Captivating urban artwork shows how graffiti breathes life into communities.

Street art is an important part of history and identity for many metropolises, and this photographer is working to keep that image intact.

Patrick Verel, a journalist and photographer, has completed a series of case studies on graffiti in three American cities to illustrate why street art is important to keep urban areas and their residents energized and inspired. Compiling these studies in his newest book, Graffiti Murals: Exploring the Impacts of Street Art, Verel hopes to show how artists and building owners can come together to foster the creation of artwork that can be viewed as beautifying and reviving a city, rather than destroying it.

Schiffer Publishing

“A lot of attention is given to the 'broken windows' theory, which says that signs of disorder like petty vandalism, fare jumping … and yes, graffiti, open the window to larger crimes,” Verel told The Huffington Post. “But little is paid to the ways graffiti is harnessed for good in a form that’s both constructive and authentic.”

To focus on this constructive creation, Verel explored how graffiti murals are created in Jersey City and Trenton in New Jersey as well as in New York City. With titles like “Art that Lifts a Struggling City” and “Back in Action under the Tracks,” the studies seek to expose a bright underbelly to areas that have experienced hardship, or viewed as desolate and colorless.

Schiffer Publishing

“[This is a] cost-effective way both to keep surfaces free from vandalism and to create visual cues to residents that the place they call home is desirable,” Verel writes in the preface of the book. “This is in direct contrast with blank walls, which may be seen as a sign of order within a chaotic urban environment, but offer no respite from otherwise drab surroundings.”

Specifically, he observed “independent graffiti murals” that are designed and implemented by artists with a personal connection to the neighborhood in which they are installed -- and in many of the cases, are created with the permission of the building owner.
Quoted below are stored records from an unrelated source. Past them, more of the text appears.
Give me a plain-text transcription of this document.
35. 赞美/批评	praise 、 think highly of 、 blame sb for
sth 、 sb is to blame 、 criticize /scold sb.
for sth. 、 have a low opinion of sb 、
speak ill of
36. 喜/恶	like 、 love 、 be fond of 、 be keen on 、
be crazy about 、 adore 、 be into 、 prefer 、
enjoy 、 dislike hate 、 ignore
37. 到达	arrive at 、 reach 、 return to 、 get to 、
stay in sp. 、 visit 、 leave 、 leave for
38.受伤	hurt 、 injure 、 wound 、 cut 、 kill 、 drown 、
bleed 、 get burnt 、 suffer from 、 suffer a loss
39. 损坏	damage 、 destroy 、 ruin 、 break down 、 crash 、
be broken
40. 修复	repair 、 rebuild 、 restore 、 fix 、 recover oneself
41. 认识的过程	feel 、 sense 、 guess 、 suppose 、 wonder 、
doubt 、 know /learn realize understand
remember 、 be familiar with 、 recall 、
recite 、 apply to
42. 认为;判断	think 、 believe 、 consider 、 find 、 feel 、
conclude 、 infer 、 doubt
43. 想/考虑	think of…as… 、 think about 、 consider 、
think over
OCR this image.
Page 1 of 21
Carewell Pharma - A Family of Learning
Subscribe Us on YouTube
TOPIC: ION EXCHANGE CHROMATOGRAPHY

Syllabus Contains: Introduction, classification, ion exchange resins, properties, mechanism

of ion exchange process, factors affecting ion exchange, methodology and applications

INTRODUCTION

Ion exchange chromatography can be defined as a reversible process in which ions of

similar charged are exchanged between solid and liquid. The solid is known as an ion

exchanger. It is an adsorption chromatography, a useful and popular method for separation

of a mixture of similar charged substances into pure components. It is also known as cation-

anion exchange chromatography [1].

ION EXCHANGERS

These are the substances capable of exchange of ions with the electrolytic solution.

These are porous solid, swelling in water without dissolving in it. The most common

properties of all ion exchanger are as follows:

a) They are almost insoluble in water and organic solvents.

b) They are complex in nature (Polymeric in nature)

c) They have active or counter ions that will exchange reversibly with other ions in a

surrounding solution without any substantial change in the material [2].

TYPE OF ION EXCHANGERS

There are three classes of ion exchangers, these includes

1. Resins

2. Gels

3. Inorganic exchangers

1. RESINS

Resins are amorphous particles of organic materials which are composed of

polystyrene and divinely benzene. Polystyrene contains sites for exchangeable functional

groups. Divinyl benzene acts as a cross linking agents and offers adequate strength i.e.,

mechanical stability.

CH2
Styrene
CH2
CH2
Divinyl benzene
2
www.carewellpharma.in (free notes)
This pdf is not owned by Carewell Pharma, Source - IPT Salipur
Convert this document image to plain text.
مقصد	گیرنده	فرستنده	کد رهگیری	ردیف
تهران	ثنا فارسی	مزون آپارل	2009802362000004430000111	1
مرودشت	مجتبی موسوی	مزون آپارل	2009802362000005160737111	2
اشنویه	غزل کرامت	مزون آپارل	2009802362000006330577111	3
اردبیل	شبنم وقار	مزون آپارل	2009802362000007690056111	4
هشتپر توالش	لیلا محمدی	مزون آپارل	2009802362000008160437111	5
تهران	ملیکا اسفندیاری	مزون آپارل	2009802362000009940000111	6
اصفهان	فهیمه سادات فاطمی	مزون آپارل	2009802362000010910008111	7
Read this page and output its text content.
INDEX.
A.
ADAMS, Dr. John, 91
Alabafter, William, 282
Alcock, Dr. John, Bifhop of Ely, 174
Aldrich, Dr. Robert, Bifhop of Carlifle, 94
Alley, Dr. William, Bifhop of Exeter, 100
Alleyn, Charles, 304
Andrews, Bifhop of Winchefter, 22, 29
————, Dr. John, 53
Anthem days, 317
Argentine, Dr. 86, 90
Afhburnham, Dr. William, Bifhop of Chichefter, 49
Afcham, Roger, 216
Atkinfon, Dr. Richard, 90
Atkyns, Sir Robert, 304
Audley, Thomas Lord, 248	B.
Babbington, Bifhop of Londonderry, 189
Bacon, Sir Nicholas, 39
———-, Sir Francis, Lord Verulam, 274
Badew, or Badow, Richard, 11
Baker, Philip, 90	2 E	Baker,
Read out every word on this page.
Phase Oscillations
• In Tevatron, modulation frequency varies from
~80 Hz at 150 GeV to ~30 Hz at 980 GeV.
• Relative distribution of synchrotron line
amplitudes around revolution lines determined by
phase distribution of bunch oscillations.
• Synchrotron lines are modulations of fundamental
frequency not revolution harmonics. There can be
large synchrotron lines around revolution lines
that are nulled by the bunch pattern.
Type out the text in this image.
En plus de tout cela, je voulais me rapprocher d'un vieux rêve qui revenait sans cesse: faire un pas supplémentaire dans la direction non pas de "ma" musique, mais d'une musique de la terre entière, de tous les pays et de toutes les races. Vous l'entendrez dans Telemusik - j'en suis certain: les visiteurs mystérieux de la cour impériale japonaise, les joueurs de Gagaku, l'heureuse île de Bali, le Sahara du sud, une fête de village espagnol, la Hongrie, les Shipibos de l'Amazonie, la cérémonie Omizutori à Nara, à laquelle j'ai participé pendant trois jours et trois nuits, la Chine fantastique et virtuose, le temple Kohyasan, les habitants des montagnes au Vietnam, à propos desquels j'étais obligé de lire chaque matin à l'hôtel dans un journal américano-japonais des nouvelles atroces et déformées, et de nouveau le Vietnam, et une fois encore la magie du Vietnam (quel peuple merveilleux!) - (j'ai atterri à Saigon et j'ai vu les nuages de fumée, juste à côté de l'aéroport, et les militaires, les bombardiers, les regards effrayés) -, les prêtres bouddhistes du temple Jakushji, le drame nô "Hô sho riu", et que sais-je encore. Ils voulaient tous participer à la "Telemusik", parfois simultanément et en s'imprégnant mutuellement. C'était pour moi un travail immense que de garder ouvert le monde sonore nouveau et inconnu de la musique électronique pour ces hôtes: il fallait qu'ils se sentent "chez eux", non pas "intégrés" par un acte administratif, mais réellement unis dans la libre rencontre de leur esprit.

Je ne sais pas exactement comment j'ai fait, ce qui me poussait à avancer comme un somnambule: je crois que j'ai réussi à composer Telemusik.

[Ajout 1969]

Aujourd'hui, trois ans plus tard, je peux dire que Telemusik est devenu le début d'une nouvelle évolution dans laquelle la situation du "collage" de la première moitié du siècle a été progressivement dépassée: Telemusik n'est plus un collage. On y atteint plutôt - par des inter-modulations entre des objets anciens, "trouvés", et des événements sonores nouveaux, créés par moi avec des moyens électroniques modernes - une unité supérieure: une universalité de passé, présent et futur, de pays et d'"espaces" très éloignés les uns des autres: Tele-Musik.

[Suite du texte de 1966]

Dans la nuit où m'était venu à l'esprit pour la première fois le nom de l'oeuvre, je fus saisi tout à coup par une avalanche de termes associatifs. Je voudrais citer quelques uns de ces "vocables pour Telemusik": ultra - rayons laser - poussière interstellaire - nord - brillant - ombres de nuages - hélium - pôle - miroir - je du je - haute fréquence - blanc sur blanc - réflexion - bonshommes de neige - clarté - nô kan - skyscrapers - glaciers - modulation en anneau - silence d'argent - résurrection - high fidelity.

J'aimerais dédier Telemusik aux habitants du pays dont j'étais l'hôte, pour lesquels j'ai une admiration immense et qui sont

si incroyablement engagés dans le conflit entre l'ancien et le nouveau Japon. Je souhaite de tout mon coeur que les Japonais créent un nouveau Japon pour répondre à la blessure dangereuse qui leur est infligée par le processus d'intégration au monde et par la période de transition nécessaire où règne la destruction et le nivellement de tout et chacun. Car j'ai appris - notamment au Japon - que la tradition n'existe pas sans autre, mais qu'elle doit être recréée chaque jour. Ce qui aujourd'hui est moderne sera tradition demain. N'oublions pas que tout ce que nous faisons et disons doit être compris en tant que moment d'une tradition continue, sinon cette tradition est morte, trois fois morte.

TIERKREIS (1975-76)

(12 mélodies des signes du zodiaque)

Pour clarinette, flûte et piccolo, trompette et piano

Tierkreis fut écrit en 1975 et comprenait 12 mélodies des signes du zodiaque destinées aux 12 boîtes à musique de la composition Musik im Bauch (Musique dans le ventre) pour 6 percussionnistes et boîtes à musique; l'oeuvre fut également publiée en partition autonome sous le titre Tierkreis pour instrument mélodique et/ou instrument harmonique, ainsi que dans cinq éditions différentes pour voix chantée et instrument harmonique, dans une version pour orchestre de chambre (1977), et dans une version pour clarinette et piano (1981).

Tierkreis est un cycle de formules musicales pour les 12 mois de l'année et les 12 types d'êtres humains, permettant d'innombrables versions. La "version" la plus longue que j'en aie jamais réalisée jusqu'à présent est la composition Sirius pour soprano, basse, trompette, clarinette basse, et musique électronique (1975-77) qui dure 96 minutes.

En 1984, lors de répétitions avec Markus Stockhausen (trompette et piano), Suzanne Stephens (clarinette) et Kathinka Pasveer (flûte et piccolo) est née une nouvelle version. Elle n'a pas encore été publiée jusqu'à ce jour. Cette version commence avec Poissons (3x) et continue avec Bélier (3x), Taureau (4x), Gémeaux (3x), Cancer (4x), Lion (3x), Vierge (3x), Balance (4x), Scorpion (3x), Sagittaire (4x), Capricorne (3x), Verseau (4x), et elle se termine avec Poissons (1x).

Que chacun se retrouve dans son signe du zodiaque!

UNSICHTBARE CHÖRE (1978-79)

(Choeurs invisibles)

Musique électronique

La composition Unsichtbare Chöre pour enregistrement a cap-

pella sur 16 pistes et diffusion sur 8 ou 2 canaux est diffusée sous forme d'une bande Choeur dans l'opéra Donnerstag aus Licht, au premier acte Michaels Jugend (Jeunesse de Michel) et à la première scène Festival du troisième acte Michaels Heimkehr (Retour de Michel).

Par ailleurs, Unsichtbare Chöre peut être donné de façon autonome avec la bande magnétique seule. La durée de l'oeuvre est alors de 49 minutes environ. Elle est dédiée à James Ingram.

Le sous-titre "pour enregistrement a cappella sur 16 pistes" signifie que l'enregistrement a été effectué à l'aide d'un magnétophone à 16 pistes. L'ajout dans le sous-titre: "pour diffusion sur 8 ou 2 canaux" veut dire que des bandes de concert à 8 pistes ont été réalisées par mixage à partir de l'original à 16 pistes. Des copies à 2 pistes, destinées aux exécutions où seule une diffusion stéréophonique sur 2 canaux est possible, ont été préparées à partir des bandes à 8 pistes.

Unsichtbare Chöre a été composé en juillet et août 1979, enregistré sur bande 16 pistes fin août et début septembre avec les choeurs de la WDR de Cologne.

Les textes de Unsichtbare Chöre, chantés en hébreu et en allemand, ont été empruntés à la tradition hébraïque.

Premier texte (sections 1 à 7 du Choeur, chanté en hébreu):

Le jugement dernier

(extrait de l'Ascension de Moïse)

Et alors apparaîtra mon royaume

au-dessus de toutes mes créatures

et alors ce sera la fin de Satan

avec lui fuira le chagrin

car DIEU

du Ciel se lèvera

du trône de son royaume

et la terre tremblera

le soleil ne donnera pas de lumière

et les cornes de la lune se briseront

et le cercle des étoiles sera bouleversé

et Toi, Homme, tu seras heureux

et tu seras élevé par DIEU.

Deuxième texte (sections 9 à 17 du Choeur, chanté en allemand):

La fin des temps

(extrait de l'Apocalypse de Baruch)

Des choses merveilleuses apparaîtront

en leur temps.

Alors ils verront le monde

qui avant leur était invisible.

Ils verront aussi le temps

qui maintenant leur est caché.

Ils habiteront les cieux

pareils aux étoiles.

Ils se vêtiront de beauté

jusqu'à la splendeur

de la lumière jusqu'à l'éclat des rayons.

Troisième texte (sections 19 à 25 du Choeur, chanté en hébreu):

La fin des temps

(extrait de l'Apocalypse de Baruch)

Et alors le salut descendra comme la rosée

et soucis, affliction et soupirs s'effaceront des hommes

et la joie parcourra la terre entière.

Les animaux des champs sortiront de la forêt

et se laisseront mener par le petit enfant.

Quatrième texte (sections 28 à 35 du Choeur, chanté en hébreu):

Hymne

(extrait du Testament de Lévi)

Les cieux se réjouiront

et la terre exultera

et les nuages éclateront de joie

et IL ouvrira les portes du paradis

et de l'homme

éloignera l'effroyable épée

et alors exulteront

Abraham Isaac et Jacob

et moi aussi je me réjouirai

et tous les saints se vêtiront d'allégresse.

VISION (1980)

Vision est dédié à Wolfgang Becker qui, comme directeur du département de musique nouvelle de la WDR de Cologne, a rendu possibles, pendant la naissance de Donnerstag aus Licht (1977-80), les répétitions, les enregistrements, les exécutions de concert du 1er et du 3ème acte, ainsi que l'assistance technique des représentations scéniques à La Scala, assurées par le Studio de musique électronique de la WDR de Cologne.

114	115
This relationship can then help develop positive interactions between businesses and members of their community.

Schiffer Publishing

“When one of these graffiti murals comes together, you get the best of both worlds: jaw-dropping artistic talent from men and women who’ve in many cases honed their craft for decades, and partnerships between them and local property owners that will outlast the very art they’re creating,” Verel told HuffPost.

Schiffer Publishing

However, the photographer is clear that his aim is not to say tagging and graffiti should be decriminalized altogether. Art illegally installed on the front door of business without permission or on the window of the subway is “jarring and upsetting,” Verel says, and “interferes with people’s everyday activities.” Rather, when completed as a collaboration, with respect to the building and its owners and occupants, street art can keep cities aesthetically appealing places to live.